A fellow real estate investor is in a bit of a pickle:
http://www.realestatejournal.com/columnists_com/investorprofiles/20060727-hodges.html
Select quotes:

"...took out an adjustable-rate mortgage (ARM) with an initial 10.3% interest rate that will increase after two years... believed would be just over 7% but was actually 10.3%."

"Home appreciation could save him eventually, he says, if potential development of a year-round resort at Malans Peak and a generally strong market continue to boost Ogden housing prices."

"[H]e is marketing the home as for sale by owner."

And my favorite:
"in Ogden [Utah], there is little room left to build new housing near the mountains, where the home is located."
Happy Trails Mr. Klein.

5 comments:

ocrenter said...

"...took out an adjustable-rate mortgage (ARM) with an initial 10.3% interest rate that will increase after two years... believed would be just over 7% but was actually 10.3%."

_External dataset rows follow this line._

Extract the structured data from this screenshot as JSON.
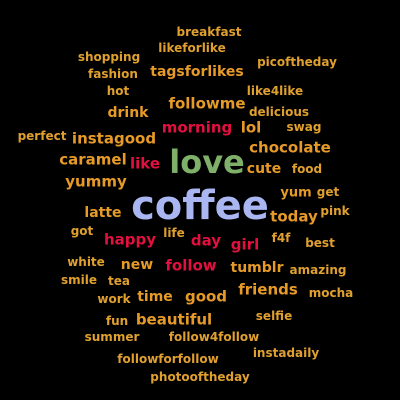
{
  "colors": {
    "background": "#000000",
    "accent_blue": "#a9b6f2",
    "accent_green": "#7fb069",
    "red": "#e0103f",
    "orange": "#e69a28",
    "gold": "#e0a030"
  },
  "words": [
    {
      "text": "coffee",
      "color": "#a9b6f2"
    },
    {
      "text": "love",
      "color": "#7fb069"
    },
    {
      "text": "morning",
      "color": "#e0103f"
    },
    {
      "text": "chocolate",
      "color": "#e69a28"
    },
    {
      "text": "followme",
      "color": "#e69a28"
    },
    {
      "text": "instagood",
      "color": "#e69a28"
    },
    {
      "text": "tagsforlikes",
      "color": "#e69a28"
    },
    {
      "text": "caramel",
      "color": "#e69a28"
    },
    {
      "text": "like",
      "color": "#e0103f"
    },
    {
      "text": "yummy",
      "color": "#e69a28"
    },
    {
      "text": "happy",
      "color": "#e0103f"
    },
    {
      "text": "day",
      "color": "#e0103f"
    },
    {
      "text": "girl",
      "color": "#e0103f"
    },
    {
      "text": "follow",
      "color": "#e0103f"
    },
    {
      "text": "today",
      "color": "#e69a28"
    },
    {
      "text": "latte",
      "color": "#e69a28"
    },
    {
      "text": "tumblr",
      "color": "#e69a28"
    },
    {
      "text": "friends",
      "color": "#e69a28"
    },
    {
      "text": "good",
      "color": "#e69a28"
    },
    {
      "text": "beautiful",
      "color": "#e69a28"
    },
    {
      "text": "time",
      "color": "#e69a28"
    },
    {
      "text": "new",
      "color": "#e69a28"
    },
    {
      "text": "drink",
      "color": "#e69a28"
    },
    {
      "text": "lol",
      "color": "#e69a28"
    },
    {
      "text": "cute",
      "color": "#e69a28"
    },
    {
      "text": "yum",
      "color": "#e69a28"
    },
    {
      "text": "breakfast",
      "color": "#e0a030"
    },
    {
      "text": "likeforlike",
      "color": "#e0a030"
    },
    {
      "text": "shopping",
      "color": "#e0a030"
    },
    {
      "text": "picoftheday",
      "color": "#e0a030"
    },
    {
      "text": "fashion",
      "color": "#e0a030"
    },
    {
      "text": "hot",
      "color": "#e0a030"
    },
    {
      "text": "like4like",
      "color": "#e0a030"
    },
    {
      "text": "delicious",
      "color": "#e0a030"
    },
    {
      "text": "perfect",
      "color": "#e0a030"
    },
    {
      "text": "swag",
      "color": "#e0a030"
    },
    {
      "text": "food",
      "color": "#e0a030"
    },
    {
      "text": "get",
      "color": "#e0a030"
    },
    {
      "text": "pink",
      "color": "#e0a030"
    },
    {
      "text": "got",
      "color": "#e0a030"
    },
    {
      "text": "life",
      "color": "#e0a030"
    },
    {
      "text": "f4f",
      "color": "#e0a030"
    },
    {
      "text": "best",
      "color": "#e0a030"
    },
    {
      "text": "white",
      "color": "#e0a030"
    },
    {
      "text": "tea",
      "color": "#e0a030"
    },
    {
      "text": "smile",
      "color": "#e0a030"
    },
    {
      "text": "amazing",
      "color": "#e0a030"
    },
    {
      "text": "work",
      "color": "#e0a030"
    },
    {
      "text": "mocha",
      "color": "#e0a030"
    },
    {
      "text": "fun",
      "color": "#e0a030"
    },
    {
      "text": "selfie",
      "color": "#e0a030"
    },
    {
      "text": "summer",
      "color": "#e0a030"
    },
    {
      "text": "follow4follow",
      "color": "#e0a030"
    },
    {
      "text": "followforfollow",
      "color": "#e0a030"
    },
    {
      "text": "instadaily",
      "color": "#e0a030"
    },
    {
      "text": "photooftheday",
      "color": "#e0a030"
    }
  ]
}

robert, that's got to be a typo.

Rob Dawg said...

Original article explains:

"With this property, he and his mortgage broker had a miscommunication, he says, about the initial interest rate on his ARM, which Mr. Klein believed would be just over 7% but was actually 10.3%. The high interest rate means that the rental income is $45 less than the monthly expenses. He is putting the property up for sale to see what he can get, but if he doesn't receive an offer he feels is fair (he has rejected one $139,000 offer already) he may hang on to the residence for appreciation and raise the rents."

incessant_din said...

Awesome. Brings up the "aint makin' mo' land" argument. Let's get this straight, it's a "1961 brick rambler in Ogden, Utah," which means that they haven't been building more homes there for a long time. What exactly changed to make his situation nonlinear? to beat 10% interest (OK, we'll call it 7% after a deduction), he needs some appreciation that is quite in excess of historical rates.

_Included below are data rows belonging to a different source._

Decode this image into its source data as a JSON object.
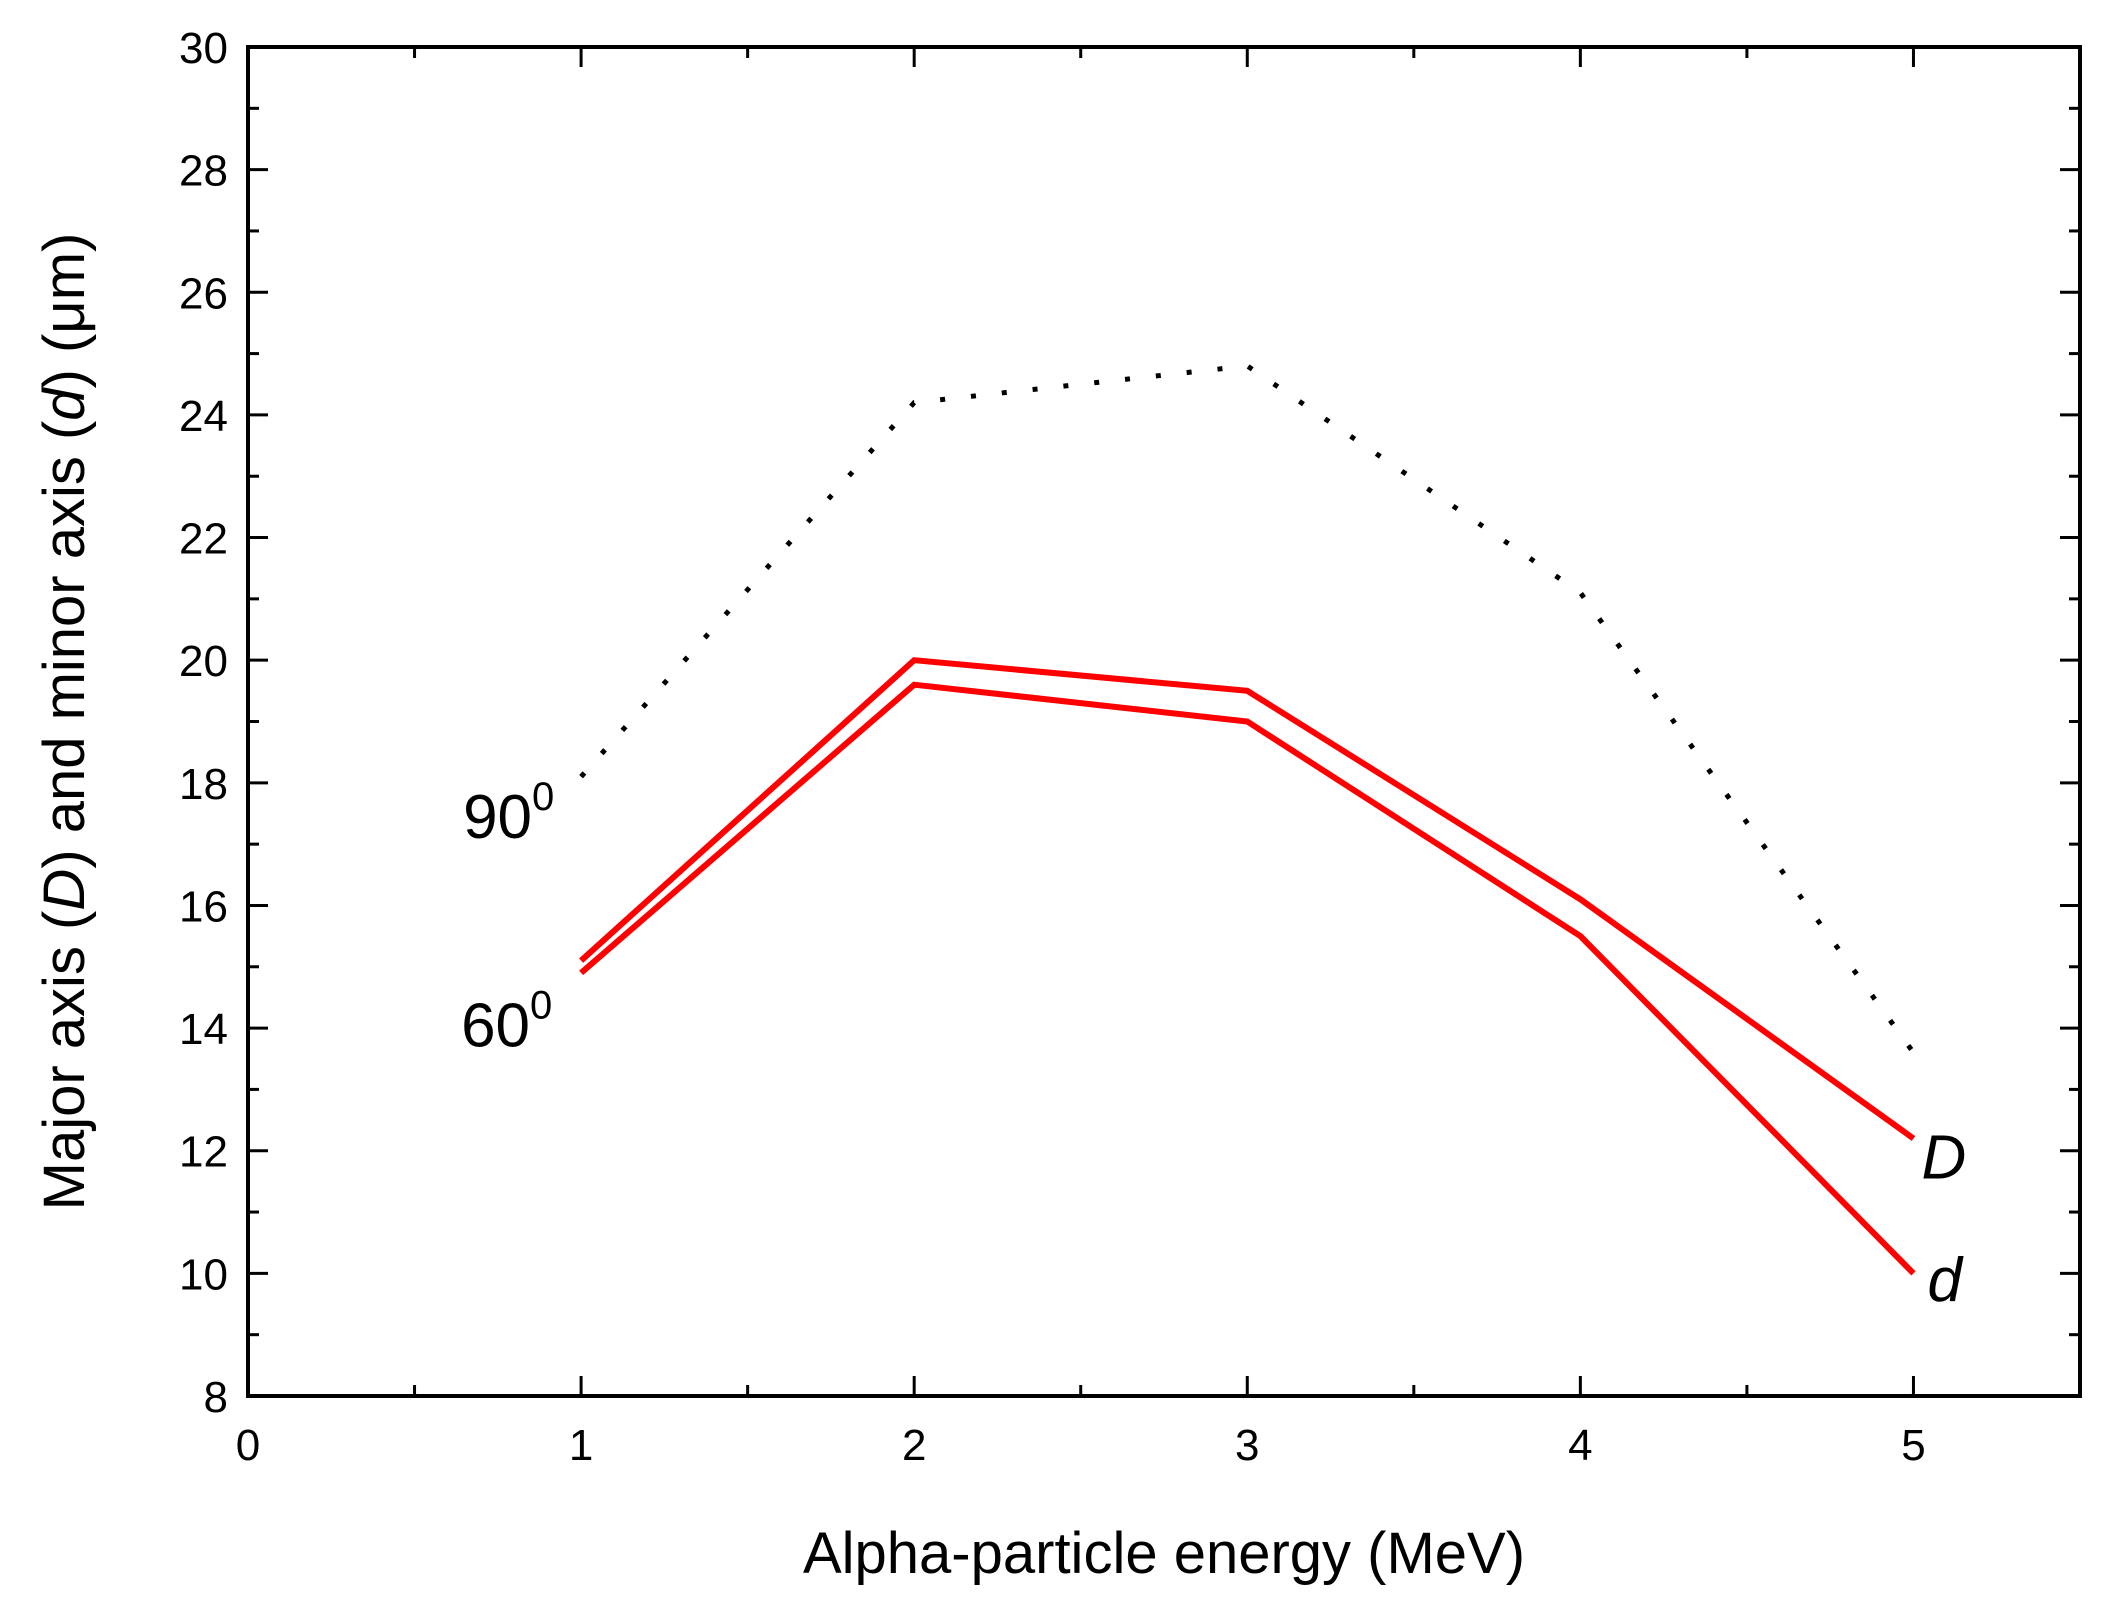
{
  "chart_data": {
    "type": "line",
    "xlabel": "Alpha-particle energy (MeV)",
    "ylabel_parts": [
      "Major axis (",
      "D",
      ") and minor axis (",
      "d",
      ") (μm)"
    ],
    "xlim": [
      0,
      5.5
    ],
    "ylim": [
      8,
      30
    ],
    "xticks": [
      0,
      1,
      2,
      3,
      4,
      5
    ],
    "yticks": [
      8,
      10,
      12,
      14,
      16,
      18,
      20,
      22,
      24,
      26,
      28,
      30
    ],
    "grid": false,
    "series": [
      {
        "key": "D_90",
        "style": "dotted",
        "color": "#000000",
        "x": [
          1,
          2,
          3,
          4,
          5
        ],
        "y": [
          18.1,
          24.2,
          24.8,
          21.1,
          13.6
        ]
      },
      {
        "key": "D_60",
        "style": "solid",
        "color": "#ff0000",
        "x": [
          1,
          2,
          3,
          4,
          5
        ],
        "y": [
          15.1,
          20.0,
          19.5,
          16.1,
          12.2
        ]
      },
      {
        "key": "d_60",
        "style": "solid",
        "color": "#ff0000",
        "x": [
          1,
          2,
          3,
          4,
          5
        ],
        "y": [
          14.9,
          19.6,
          19.0,
          15.5,
          10.0
        ]
      }
    ],
    "annotations": {
      "angle_90": {
        "base": "90",
        "sup": "0"
      },
      "angle_60": {
        "base": "60",
        "sup": "0"
      },
      "label_D": "D",
      "label_d": "d"
    }
  }
}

It also says that the previous owner had to sell below market. Cool-instant equity. Except that by buying low, he screwed up his own comp. I'm guessing the market rate for rentals is also not skyrocketing, so he's probably going to get a month or two of zero rent to go along with his rent increase.

Anonymous said...

with that kind of a rate,either the mortgage broker made a lot of points,or this turkey had a credit score below 620.i'm sure beginning to hear about a lot of future darwin award finalists in the housing blogs.

ex-renter said...

I also liked that "local college students offer plenty of tenant prospects, he says", as though it would be a good idea to pay an extra 28.4% above what he paid, and the rent won't even cover his payments.
I'm too lazy to work the numbers to guess what he's charging for rent, but I wouldn't be surprised to find that if he tries to go much higher, his tenants will leave. Who really wants to rent some place that can have prospective buyers tromping through at any time without warning?
(Off topic - I was stuck in a rental like that before, and the stories I could tell about what a P.I.T.A. that was would go on longer than the on-topic section.)